Qatar Airways (QR, Doha Hamad International) Chief Executive Officer Akbar Al Baker has threatened to pull his airline out of the Oneworld alliance claiming fellow member American Airlines (AA, Dallas/Fort Worth) was impeding its growth.

"There is no point in us being in oneworld if an airline that invited us, hosted us in America to sign the entry to oneworld, is today going against us," he told The Wall Street Journal on the sidelines of IATA's ongoing AGM in Miami.

According to al Baker, American was not offering Qatar Airways adequate access to its reservations system thus negatively impacting transfer traffic. In addition, he claimed the US carrier had not granted it gate access at New York JFK's Terminal 8 for a planned second daily A350-900-operated flight from Doha Hamad International.

An American spokesman has disputed the latter claim stating the carrier's refusal to grant Qatar Airways additional gate capacity was as a result of capacity constraints and had nothing to do with an ongoing trade dispute between the two carriers.

US carriers American, United Airlines (UA, Chicago O'Hare), and Delta Air Lines (DL, Atlanta Hartsfield Jackson), and their European counterparts Air France-KLM Royal Dutch Airlines and Lufthansa (LH, Frankfurt International), are locked in a bitter dispute with Middle Eastern rivals Emirates (EK, Dubai International), Etihad Airways (EY, Abu Dhabi International), and Qatar Airways (the 'ME3' carriers) whose operations they claim, are subsidized by both direct and indirect state-aid. This funding, they add, allows the ME3 to unfairly compete with their US and European rivals thereby distorting the market.
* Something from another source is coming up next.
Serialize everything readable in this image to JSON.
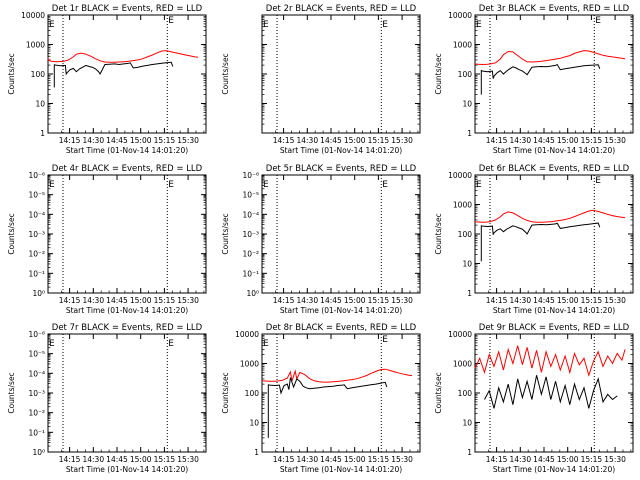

The US carriers further allege the ME3 have so far benefited from USD43 billion in subsidization in contravention of fair-competition rules specified in the United States' Open Skies agreements with the United Arab Emirates and Qatar.

The ME3, however, have refuted the allegations claiming that US Chapter 11 bankruptcy laws have unfairly benefited the three US carriers to the tune of USD71.5 billion. As a state-owned airline, al Baker has argued that the Qatari government has every right to inject capital into the business.

“We don’t receive handouts or subsidies from the state,” he told the National newspaper in May. “The state is the owner of the airline but it’s within the right of any owner to inject equity. We are independent. We are operating a very successful model of an airline that is owned by the state as a commercial company.”